"One day will come when the idea that, in order to sustain itself, the men of the past grew and slaughtered living beings and then candidly exposed their flesh chopped into pieces in window displays will inspire, without a doubt, the same repulsion that the early travelers of the XVIth and XVIIth century experienced while witnessing the cannibalistic customs of primitive American, Oceanic or African civilizations."
Claude Levi-Strauss
Claude Lévi-Strauss (1908–2009) was a French anthropologist and ethnologist, and has been called, along with James George Frazer and Franz Boas, the "father of modern anthropology".
He argued that the "savage" mind had the same structures as the "civilized" mind and that human characteristics are the same everywhere. These observations culminated in his famous book "Tristes Tropiques", which positioned him as one of the central figures in the structuralist school of thought, where his ideas reached into fields including the humanities, sociology and philosophy.
Lévi-Strauss's theories are set forth in "Structural Anthropology" or "Structuralism" (1958).
Briefly, he considers culture a system of symbolic communication that is to be investigated with methods.
"Structuralism" has been defined as "the search for the underlying patterns of thought in all forms of human activity."
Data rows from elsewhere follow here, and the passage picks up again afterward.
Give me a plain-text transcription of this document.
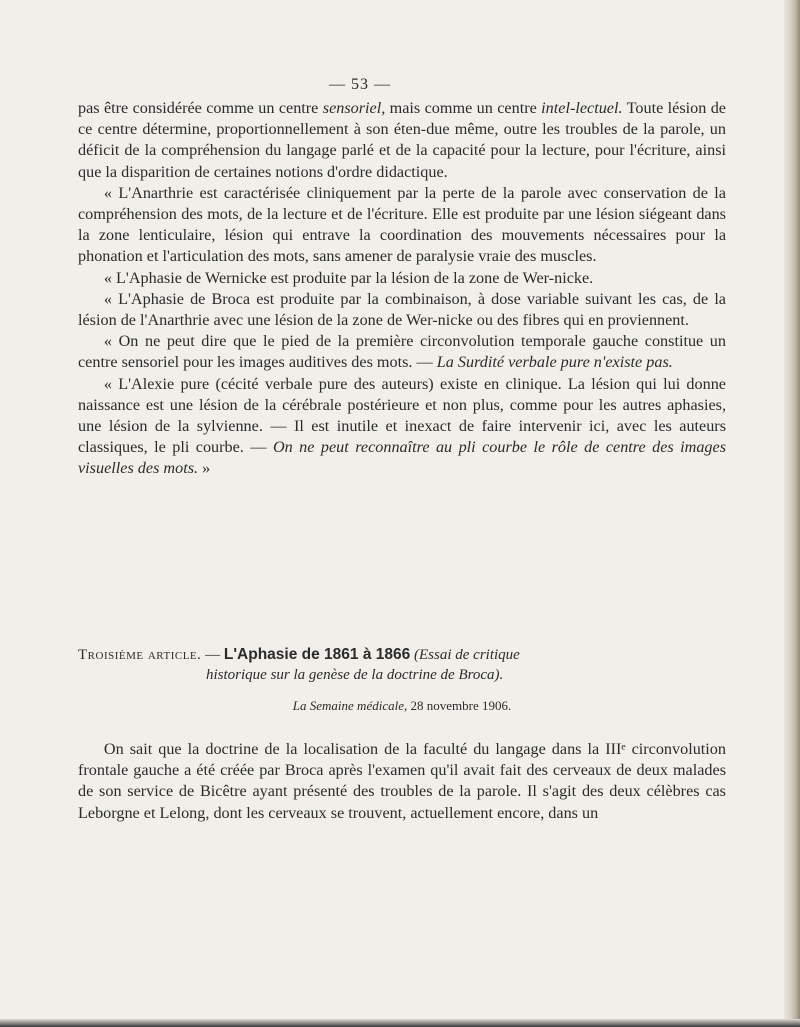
— 53 —

pas être considérée comme un centre sensoriel, mais comme un centre intel-lectuel. Toute lésion de ce centre détermine, proportionnellement à son éten-due même, outre les troubles de la parole, un déficit de la compréhension du langage parlé et de la capacité pour la lecture, pour l'écriture, ainsi que la disparition de certaines notions d'ordre didactique.

« L'Anarthrie est caractérisée cliniquement par la perte de la parole avec conservation de la compréhension des mots, de la lecture et de l'écriture. Elle est produite par une lésion siégeant dans la zone lenticulaire, lésion qui entrave la coordination des mouvements nécessaires pour la phonation et l'articulation des mots, sans amener de paralysie vraie des muscles.

« L'Aphasie de Wernicke est produite par la lésion de la zone de Wer-nicke.

« L'Aphasie de Broca est produite par la combinaison, à dose variable suivant les cas, de la lésion de l'Anarthrie avec une lésion de la zone de Wer-nicke ou des fibres qui en proviennent.

« On ne peut dire que le pied de la première circonvolution temporale gauche constitue un centre sensoriel pour les images auditives des mots. — La Surdité verbale pure n'existe pas.

« L'Alexie pure (cécité verbale pure des auteurs) existe en clinique. La lésion qui lui donne naissance est une lésion de la cérébrale postérieure et non plus, comme pour les autres aphasies, une lésion de la sylvienne. — Il est inutile et inexact de faire intervenir ici, avec les auteurs classiques, le pli courbe. — On ne peut reconnaître au pli courbe le rôle de centre des images visuelles des mots. »

Troisième article. — L'Aphasie de 1861 à 1866 (Essai de critique
historique sur la genèse de la doctrine de Broca).
La Semaine médicale, 28 novembre 1906.

On sait que la doctrine de la localisation de la faculté du langage dans la IIIᵉ circonvolution frontale gauche a été créée par Broca après l'examen qu'il avait fait des cerveaux de deux malades de son service de Bicêtre ayant présenté des troubles de la parole. Il s'agit des deux célèbres cas Leborgne et Lelong, dont les cerveaux se trouvent, actuellement encore, dans un
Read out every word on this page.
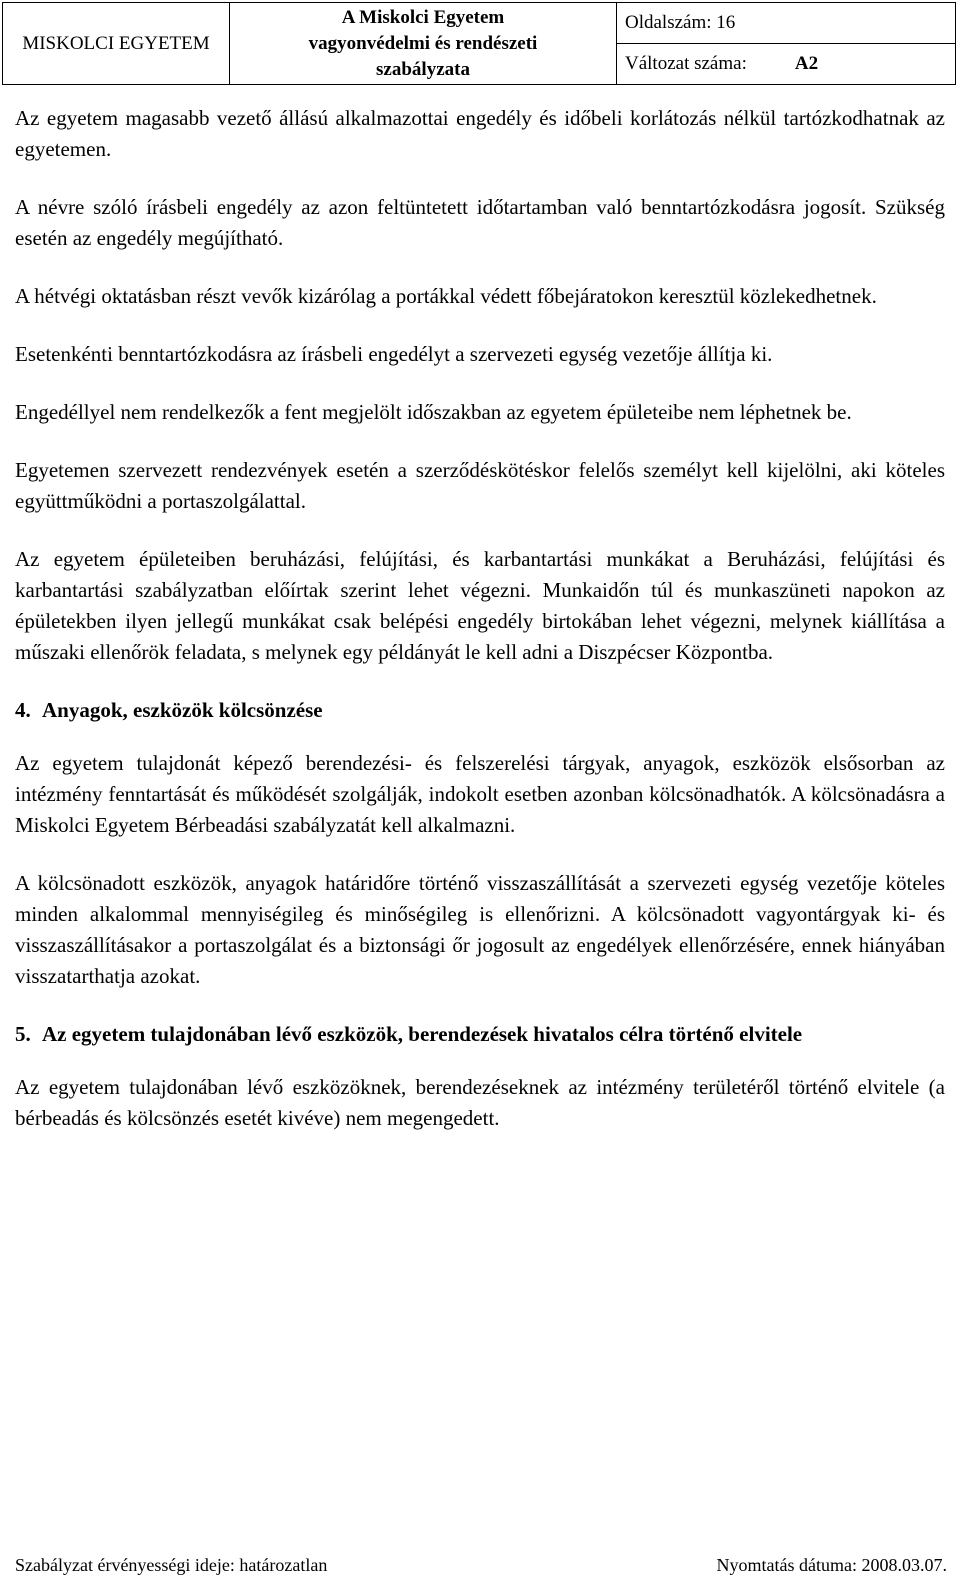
MISKOLCI EGYETEM	
A Miskolci Egyetem
vagyonvédelmi és rendészeti
szabályzata
	Oldalszám: 16

Változat száma:	A2

Az egyetem magasabb vezető állású alkalmazottai engedély és időbeli korlátozás nélkül tartózkodhatnak az egyetemen.

A névre szóló írásbeli engedély az azon feltüntetett időtartamban való benntartózkodásra jogosít. Szükség esetén az engedély megújítható.

A hétvégi oktatásban részt vevők kizárólag a portákkal védett főbejáratokon keresztül közlekedhetnek.

Esetenkénti benntartózkodásra az írásbeli engedélyt a szervezeti egység vezetője állítja ki.

Engedéllyel nem rendelkezők a fent megjelölt időszakban az egyetem épületeibe nem léphetnek be.

Egyetemen szervezett rendezvények esetén a szerződéskötéskor felelős személyt kell kijelölni, aki köteles együttműködni a portaszolgálattal.

Az egyetem épületeiben beruházási, felújítási, és karbantartási munkákat a Beruházási, felújítási és karbantartási szabályzatban előírtak szerint lehet végezni. Munkaidőn túl és munkaszüneti napokon az épületekben ilyen jellegű munkákat csak belépési engedély birtokában lehet végezni, melynek kiállítása a műszaki ellenőrök feladata, s melynek egy példányát le kell adni a Diszpécser Központba.

4. Anyagok, eszközök kölcsönzése

Az egyetem tulajdonát képező berendezési- és felszerelési tárgyak, anyagok, eszközök elsősorban az intézmény fenntartását és működését szolgálják, indokolt esetben azonban kölcsönadhatók. A kölcsönadásra a Miskolci Egyetem Bérbeadási szabályzatát kell alkalmazni.

A kölcsönadott eszközök, anyagok határidőre történő visszaszállítását a szervezeti egység vezetője köteles minden alkalommal mennyiségileg és minőségileg is ellenőrizni. A kölcsönadott vagyontárgyak ki- és visszaszállításakor a portaszolgálat és a biztonsági őr jogosult az engedélyek ellenőrzésére, ennek hiányában visszatarthatja azokat.

5. Az egyetem tulajdonában lévő eszközök, berendezések hivatalos célra történő elvitele

Az egyetem tulajdonában lévő eszközöknek, berendezéseknek az intézmény területéről történő elvitele (a bérbeadás és kölcsönzés esetét kivéve) nem megengedett.

Szabályzat érvényességi ideje: határozatlan	Nyomtatás dátuma: 2008.03.07.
The basis of the structural anthropology of Lévi-Strauss is the idea that the human brain systematically processes organised, that is to say structured, units of information that combine and recombine to create models that sometimes explain the world we live in, sometimes suggest imaginary alternatives, and sometimes give tools with which to operate in it.
The task of the anthropologist, for Lévi-Strauss, is not to account for why a culture takes a particular form, but to understand and illustrate the principles of organisation that underlie the onward process of transformation that occurs as carriers of the culture solve problems that are either practical or purely intellectual.
He was honored by universities throughout the world and held the chair of Social Anthropology at the "Collège de France" (1959–1982); he was elected a member of the "Académie Française" in 1973.
Claude Levi-Strauss was famous for strong and straight-forward statements, sometimes apppearing rather judgmental, such as: "The first thing we see as we travel round the world is our own filth, thrown into the face of mankind."